Días pasados me lo encontré en la calle. Estaba muy dolorido por ciertos acontecimientos que le han producido mucha tristeza al papa Benedicto XVI y con él a los cuatrocientos mil sacerdotes de la Iglesia Católica esparcidos por todo el mundo en misiones, hospitales, leproserías, barrios marginales, etc., rigurosos y exigentes en sus vidas y con ellos a la mayoría de los fieles de la comunidad católica de todo el mundo e incluso a muchos no creyentes que saben valorar el alto referente moral de la Iglesia Católica. En aquel momento hablamos de todo: de la traición cobardona de san Pedro; de la furia persecutoria de Saulo; de las intrigas y desavenencias entre los primeros apóstoles; de aquel gamberro cartaginés llamado Agustín; de la dulzura de Francisco de Asís; de los pobres curas medievales que vivían con sus barraganas; de los escándalos del papa Borgia; o de los clérigos desnortados que tanto nutrieron las logias masónicas durante la llamada Ilustración.

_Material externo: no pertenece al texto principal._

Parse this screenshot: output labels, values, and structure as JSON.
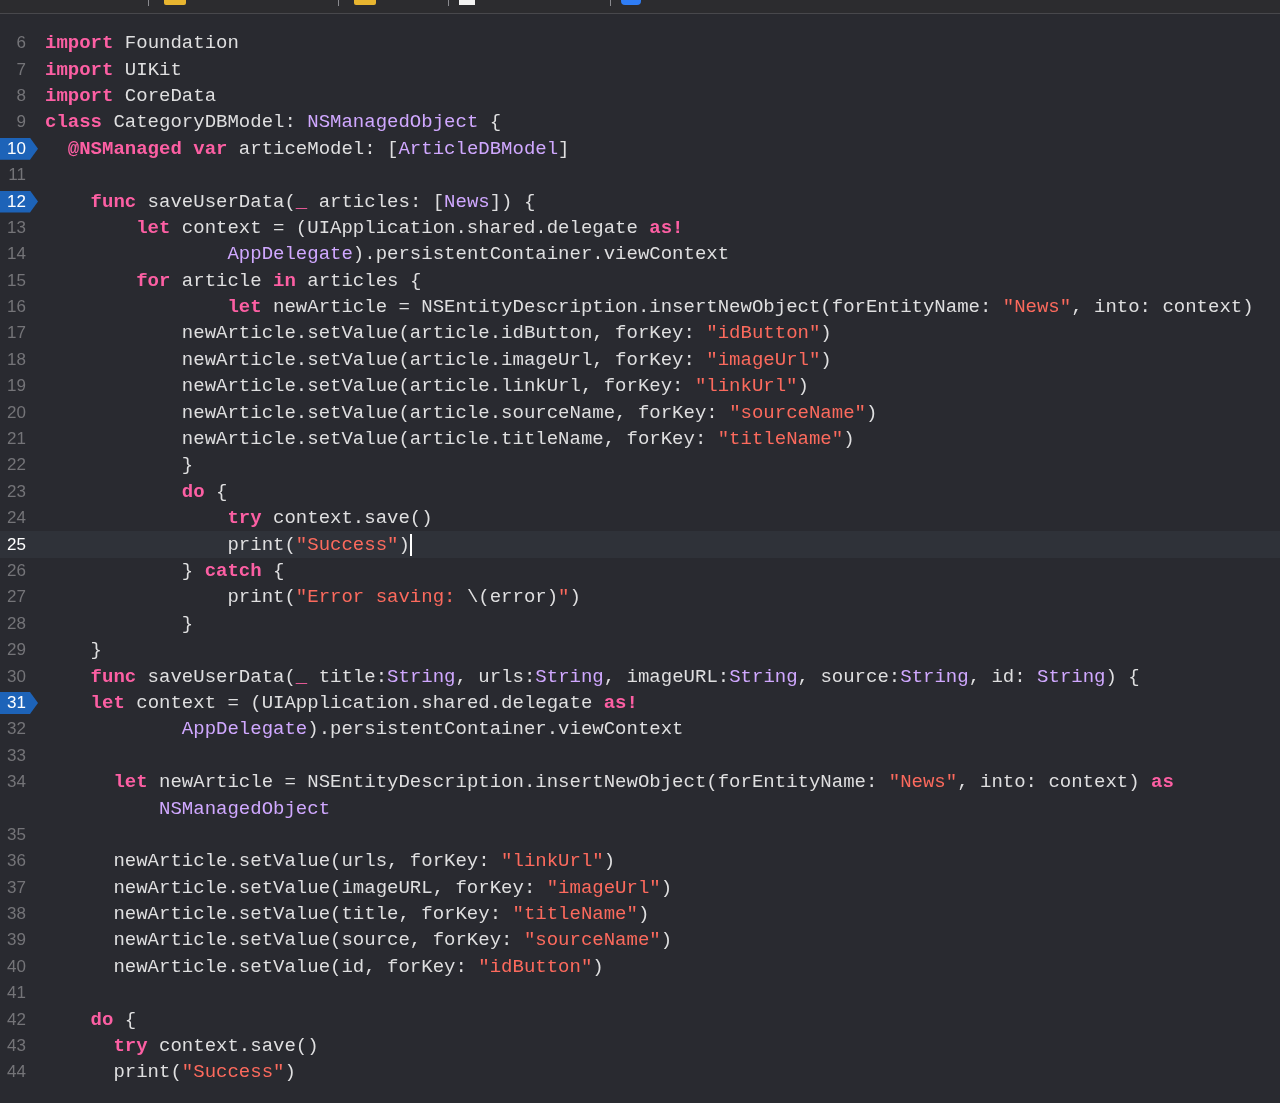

Pero con un balance muy positivo y alentador: en cada momento, por muy difícil que haya sido, durante dos mil años, la Iglesia ha contado con más grandes santos que traidores e infieles. Más recientemente, durante nuestra guerra civil, le puse al corriente de aquel canónigo de Granada, natural de Vinaroz, Luís López Doriga Meseguer, que fue elegido diputado por el Partido Republicano Radical Socialista y que no tuvo muchos reparos en aprobar incluso la ley del divorcio; y también salió a relucir la miseria y grandeza de cierto sacerdote de la diócesis que, al parecer, también tenía su barragana, pero que ante los milicianos que lo asesinaron pidió confesarse primero y después murió con su dignidad sacerdotal intacta, ennoblecida y recuperada. Aquel pecador hoy es mártir de la Iglesia Católica.
Mi amigo y querido sacerdote, con su mejor sonrisa, se despidió diciéndome: Omnia in bonun, Germán. Todo es para bien. Tranquilos.